The pavilion itself is built from hollow steel sections that is used to create four cubic modules that are then multiplied in great numbers: a 400mm x 400mm cube, 600mm x 600mm cube, 1200mm x 1200mm cube and a 2400mm x 2400mm cube. The spaces and shapes of the pavilion are created from a process of addition, superimposition, subtraction and splicing of these units. These volumes can then be turned into workshops, performance and market spaces by employing a mix of up-cycled, – by disassembling and reassembling recycled products – low tech materials and timber components which would then be deployed onto the steel structure.
In order for this to be constructed, the ‘Floating Playhouse’ will be split into 7 mini pavilions. Each mini pavilion will be built by a warehouse community in the district (i.e. The New River Studios, Overbury Road) alongside volunteers in order to create a varied approach to each modular design. Each of these structures will be displaced to neighbourhoods across London. Following on from community events at these locations, these 7 structures will evolve and all these mini pavilions will be introduced all onto the designated site to create one big pavilion. Where they intersect, like a Tetris puzzle, they will produce spaces together.

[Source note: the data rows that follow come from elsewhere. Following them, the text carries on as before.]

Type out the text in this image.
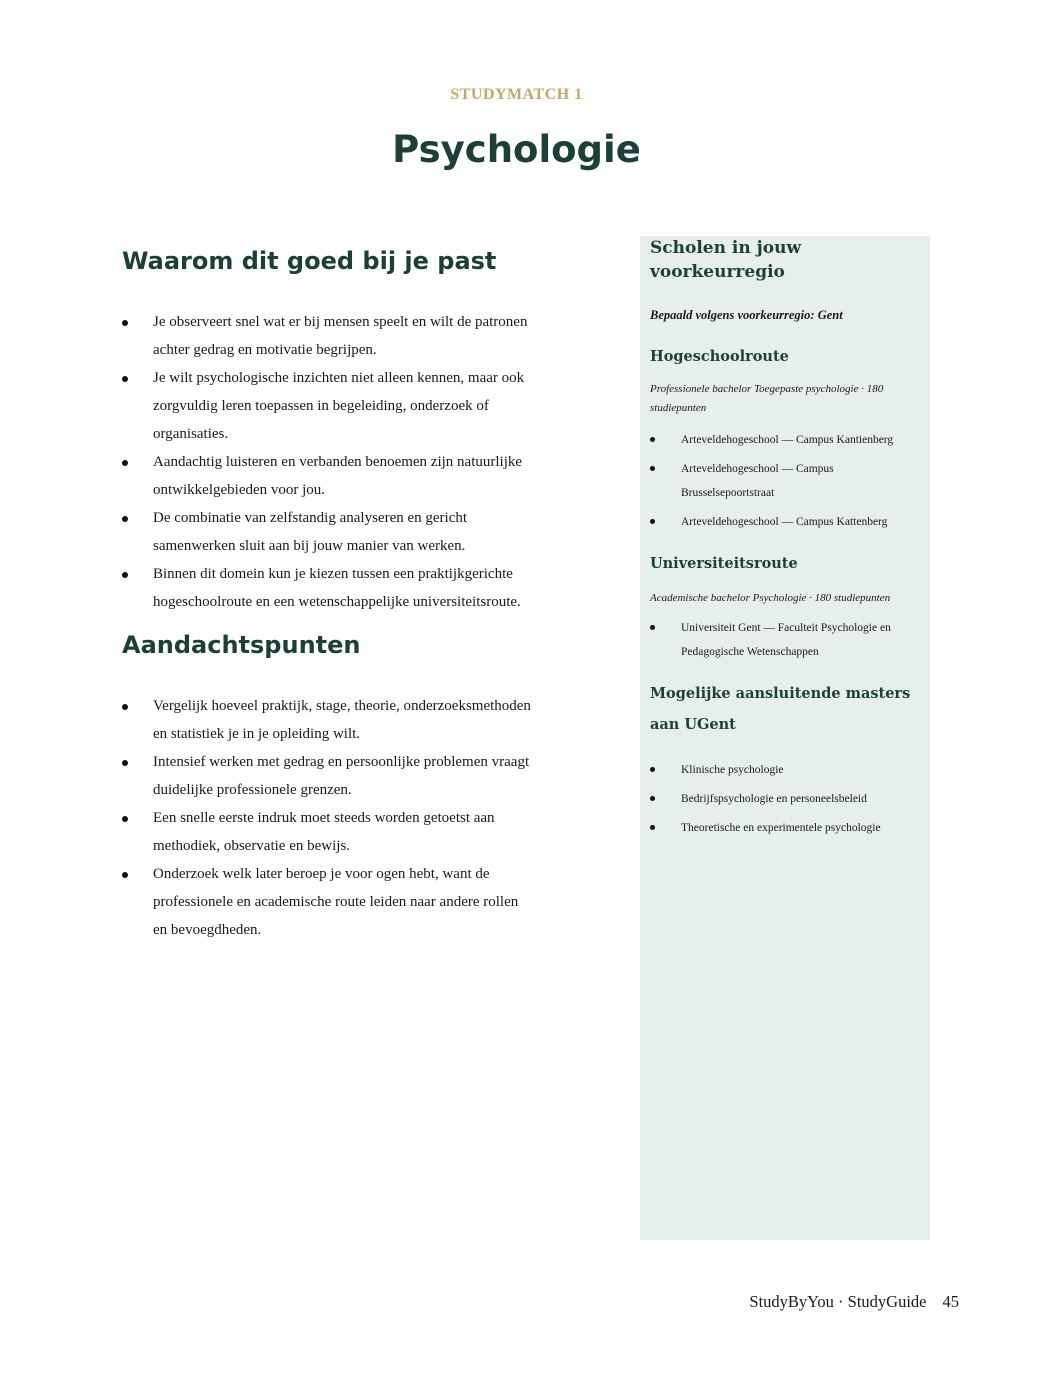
STUDYMATCH 1
Psychologie
Waarom dit goed bij je past
Je observeert snel wat er bij mensen speelt en wilt de patronen achter gedrag en motivatie begrijpen.
Je wilt psychologische inzichten niet alleen kennen, maar ook zorgvuldig leren toepassen in begeleiding, onderzoek of organisaties.
Aandachtig luisteren en verbanden benoemen zijn natuurlijke ontwikkelgebieden voor jou.
De combinatie van zelfstandig analyseren en gericht samenwerken sluit aan bij jouw manier van werken.
Binnen dit domein kun je kiezen tussen een praktijkgerichte hogeschoolroute en een wetenschappelijke universiteitsroute.
Aandachtspunten
Vergelijk hoeveel praktijk, stage, theorie, onderzoeksmethoden en statistiek je in je opleiding wilt.
Intensief werken met gedrag en persoonlijke problemen vraagt duidelijke professionele grenzen.
Een snelle eerste indruk moet steeds worden getoetst aan methodiek, observatie en bewijs.
Onderzoek welk later beroep je voor ogen hebt, want de professionele en academische route leiden naar andere rollen en bevoegdheden.
Scholen in jouw voorkeurregio
Bepaald volgens voorkeurregio: Gent
Hogeschoolroute
Professionele bachelor Toegepaste psychologie · 180 studiepunten
Arteveldehogeschool — Campus Kantienberg
Arteveldehogeschool — Campus Brusselsepoortstraat
Arteveldehogeschool — Campus Kattenberg
Universiteitsroute
Academische bachelor Psychologie · 180 studiepunten
Universiteit Gent — Faculteit Psychologie en Pedagogische Wetenschappen
Mogelijke aansluitende masters aan UGent
Klinische psychologie
Bedrijfspsychologie en personeelsbeleid
Theoretische en experimentele psychologie
StudyByYou · StudyGuide 45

This simple manipulation of orthogonal spaces creates an artificial landscape with cave-like interiors, where in some parts sheltered and other parts open. Defining this dynamic three-dimensional experience opens up the opportunity for the different volumes to be explored and used in variety of ways, inside and outside. As the pavilion will be experienced on different floor levels, the steel frame gives the impression that platforms, panels and people are floating in space. As a result, it becomes an object experienced through movement, with repetition and consistency, but with variation and disruption at every turn.